With the county growing at an unusually rapid pace, many offices and departments are continually getting busier without any slowdown in sight. Area law enforcement and emergency personnel are firsthand witnesses to just how busy the county has become. And with every emergency call or law enforcement arrest, the 911 dispatchers are feeling the increase too, especially in McKenzie County where the 911 dispatchers do a lot more than just answer the phone.
For most people, when they think of a 911 dispatcher, they imagine a person who sits around all day waiting for the next emergency call, and in some counties that’s exactly what the dispatchers do. However, in McKenzie County they are also expected to cook, clean, do laundry, provide surveillance, book and release prisoners and keep track of all of the county’s emergency personnel. And in some cases, they are expected to cover all of those duties while working alone.
“Our 911 dispatchers get the good, the bad and the ugly, and because they are behind the scenes, they are very rarely noticed,” says Ron Rankin, McKenzie County sheriff. “Right now is an especially hard time for our dispatchers, because we are short staffed and getting more calls than ever before.”
The sheriff’s office has five dispatchers and two training dispatchers, but they need a total of nine dispatchers to cover the shifts.
“We really need to have two people on for each shift,” adds Rankin. “But that isn’t always possible.”
The 911 operators are there whenever there is an emergency. They are the ones who answer the call of a frantic mother whose child has just been injured or the passerby who just witnessed a terrible accident. But in addition to answering those calls and getting people the help they need, the dispatchers in McKenzie County are also the county’s jailers.
“Although they are never in contact with the prisoners, the dispatchers are the ones who take care of the prison inmates,” comments Rankin. “They are there with the officer to book them in and out when they leave. That means all of the paperwork and fingerprinting. Then while the prisoners are in the jail, the dispatchers do their laundry and linens, cook their meals and serve them, as well as cleaning up after meals. In addition, they have to check on the prisoners every 30 minutes during the day and every hour at night. And all the while, they are answering the phones and running the 911 dispatch. I can’t say enough about the great job our dispatchers do.”
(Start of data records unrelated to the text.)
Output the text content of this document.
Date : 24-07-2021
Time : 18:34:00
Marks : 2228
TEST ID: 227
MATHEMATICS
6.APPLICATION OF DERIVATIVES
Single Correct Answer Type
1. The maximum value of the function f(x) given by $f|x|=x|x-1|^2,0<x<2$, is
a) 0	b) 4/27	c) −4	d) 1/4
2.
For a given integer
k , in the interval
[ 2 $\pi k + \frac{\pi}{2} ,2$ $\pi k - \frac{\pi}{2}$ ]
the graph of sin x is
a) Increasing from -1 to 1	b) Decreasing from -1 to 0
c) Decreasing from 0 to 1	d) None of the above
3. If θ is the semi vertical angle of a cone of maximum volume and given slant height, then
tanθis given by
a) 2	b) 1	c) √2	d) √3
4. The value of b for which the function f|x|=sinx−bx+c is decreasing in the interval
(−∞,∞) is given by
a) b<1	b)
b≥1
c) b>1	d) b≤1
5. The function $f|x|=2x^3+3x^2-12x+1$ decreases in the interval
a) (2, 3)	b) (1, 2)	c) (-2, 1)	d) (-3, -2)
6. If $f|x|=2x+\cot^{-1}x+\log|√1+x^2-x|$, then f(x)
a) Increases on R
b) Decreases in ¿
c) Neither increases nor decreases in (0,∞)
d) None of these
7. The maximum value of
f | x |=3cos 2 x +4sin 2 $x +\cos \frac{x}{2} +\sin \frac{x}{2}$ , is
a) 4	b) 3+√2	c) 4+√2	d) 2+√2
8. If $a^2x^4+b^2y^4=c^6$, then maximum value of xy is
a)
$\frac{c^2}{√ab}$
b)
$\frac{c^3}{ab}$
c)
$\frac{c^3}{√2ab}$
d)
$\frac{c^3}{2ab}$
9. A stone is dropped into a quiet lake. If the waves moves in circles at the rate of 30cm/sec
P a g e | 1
According to Rankin, in many counties there is a jailer to do the duties outside of 911. Even though the jail has recently been filled to capacity with prisoners, with other prisoners being transferred due to a lack of space at the McKenzie County Jail, there just isn’t enough need for a jailer in McKenzie County.
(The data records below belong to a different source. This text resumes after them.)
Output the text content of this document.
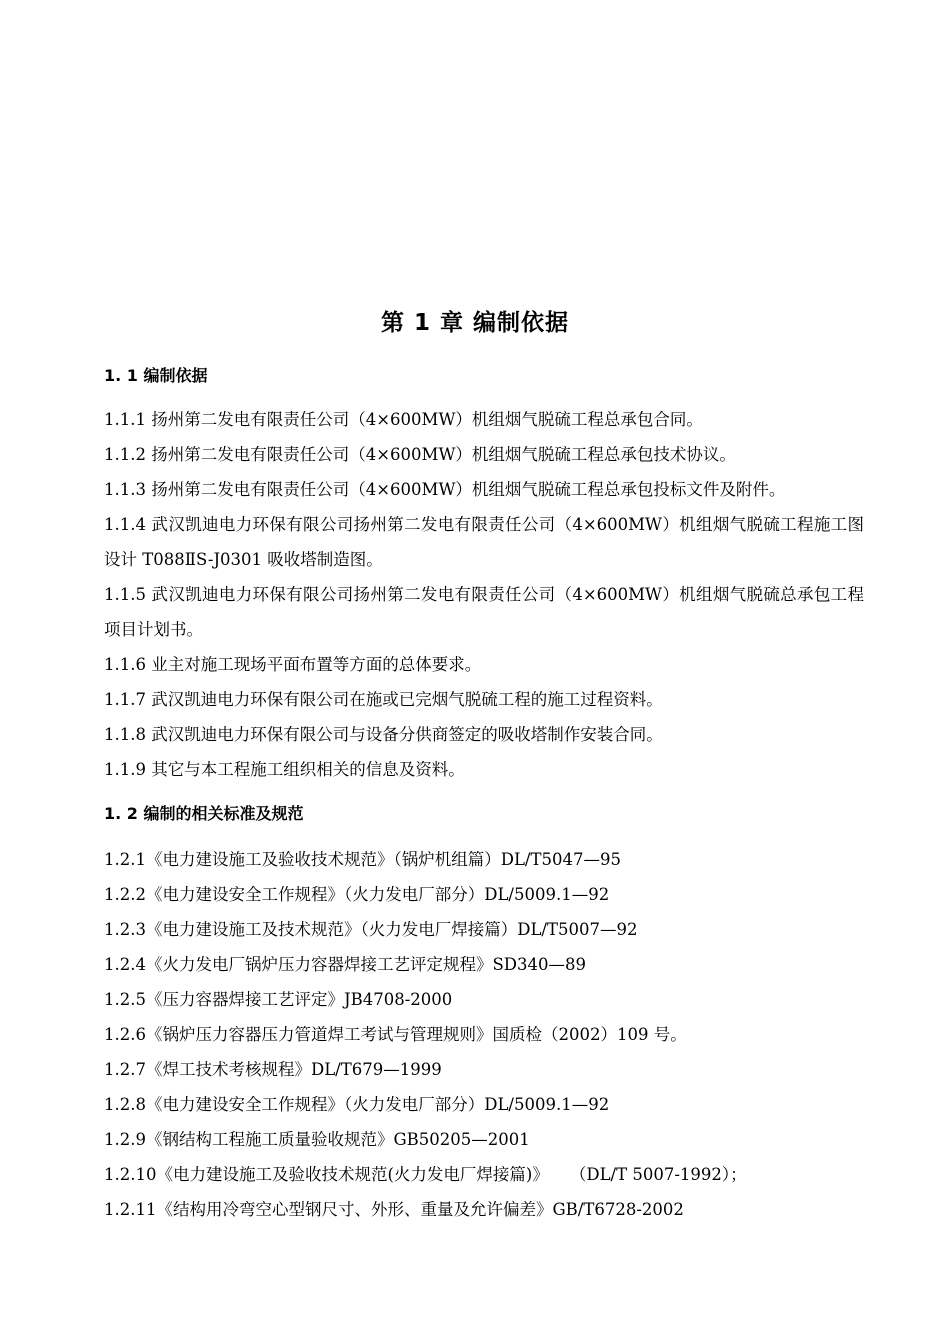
第 1 章 编制依据

1. 1 编制依据

1.1.1 扬州第二发电有限责任公司（4×600MW）机组烟气脱硫工程总承包合同。

1.1.2 扬州第二发电有限责任公司（4×600MW）机组烟气脱硫工程总承包技术协议。

1.1.3 扬州第二发电有限责任公司（4×600MW）机组烟气脱硫工程总承包投标文件及附件。

1.1.4 武汉凯迪电力环保有限公司扬州第二发电有限责任公司（4×600MW）机组烟气脱硫工程施工图设计 T088ⅡS-J0301 吸收塔制造图。

1.1.5 武汉凯迪电力环保有限公司扬州第二发电有限责任公司（4×600MW）机组烟气脱硫总承包工程项目计划书。

1.1.6 业主对施工现场平面布置等方面的总体要求。

1.1.7 武汉凯迪电力环保有限公司在施或已完烟气脱硫工程的施工过程资料。

1.1.8 武汉凯迪电力环保有限公司与设备分供商签定的吸收塔制作安装合同。

1.1.9 其它与本工程施工组织相关的信息及资料。

1. 2 编制的相关标准及规范

1.2.1《电力建设施工及验收技术规范》（锅炉机组篇）DL/T5047—95

1.2.2《电力建设安全工作规程》（火力发电厂部分）DL/5009.1—92

1.2.3《电力建设施工及技术规范》（火力发电厂焊接篇）DL/T5007—92

1.2.4《火力发电厂锅炉压力容器焊接工艺评定规程》SD340—89

1.2.5《压力容器焊接工艺评定》JB4708-2000

1.2.6《锅炉压力容器压力管道焊工考试与管理规则》国质检（2002）109 号。

1.2.7《焊工技术考核规程》DL/T679—1999

1.2.8《电力建设安全工作规程》（火力发电厂部分）DL/5009.1—92

1.2.9《钢结构工程施工质量验收规范》GB50205—2001

1.2.10《电力建设施工及验收技术规范(火力发电厂焊接篇)》    （DL/T 5007-1992）；

1.2.11《结构用冷弯空心型钢尺寸、外形、重量及允许偏差》GB/T6728-2002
“Being a 911 dispatcher in McKenzie County has its own challenges, but for the right people, it is a very self-satisfying job,” adds Tammy Evanson, McKenzie County Sheriff’s Department dispatch supervisor. “Even though the job involves a whole new kind of multi-tasking, the 911 part of it is still the most important and most challenging part of the job.”
Although they don’t hear thank you or know how a situation turned out very often, Evanson says the job is still rewarding.
“As a dispatcher, your job is to get the caller the help they need,” states Evanson. “That is the challenge of the job, but it is also very gratifying to get off a call and think, okay, I did my job.”
Like with any job, there are times when a call doesn’t go exactly the way the dispatcher wants it to. In some cases, especially with so many new people in the community, the callers don’t always know where they are, and at times will give the wrong information, making it much harder for emergency personnel to do their job.
“I often feel bad for my dispatchers,” says Rankin. “There are times when the callers give the wrong information, and it doesn’t matter how many times the dispatcher verifies the information, it still ends up going out wrong and that makes it look like the dispatcher messed up. Of course, everyone makes mistakes, but I think there are a lot of occasions where the dispatchers take the blame for something out of their control.”
According to Rankin, even when you take into account all of the challenges and struggles of the dispatcher’s job, it is still a great job for the right person, and if you think being a dispatcher may be right for you, Rankin and Evanson want to hear from you.
“Right now we are looking for two more dispatchers,” says Evanson. “We need people who are willing to learn and able to multi-task. You don’t need to be the most calm, cool and collected person out there. As long as you are willing to learn and not afraid of the position, being calm at the right time will come with training. Being a dispatcher isn’t black or white, it is a very gray job with lots of rewards and challenges.”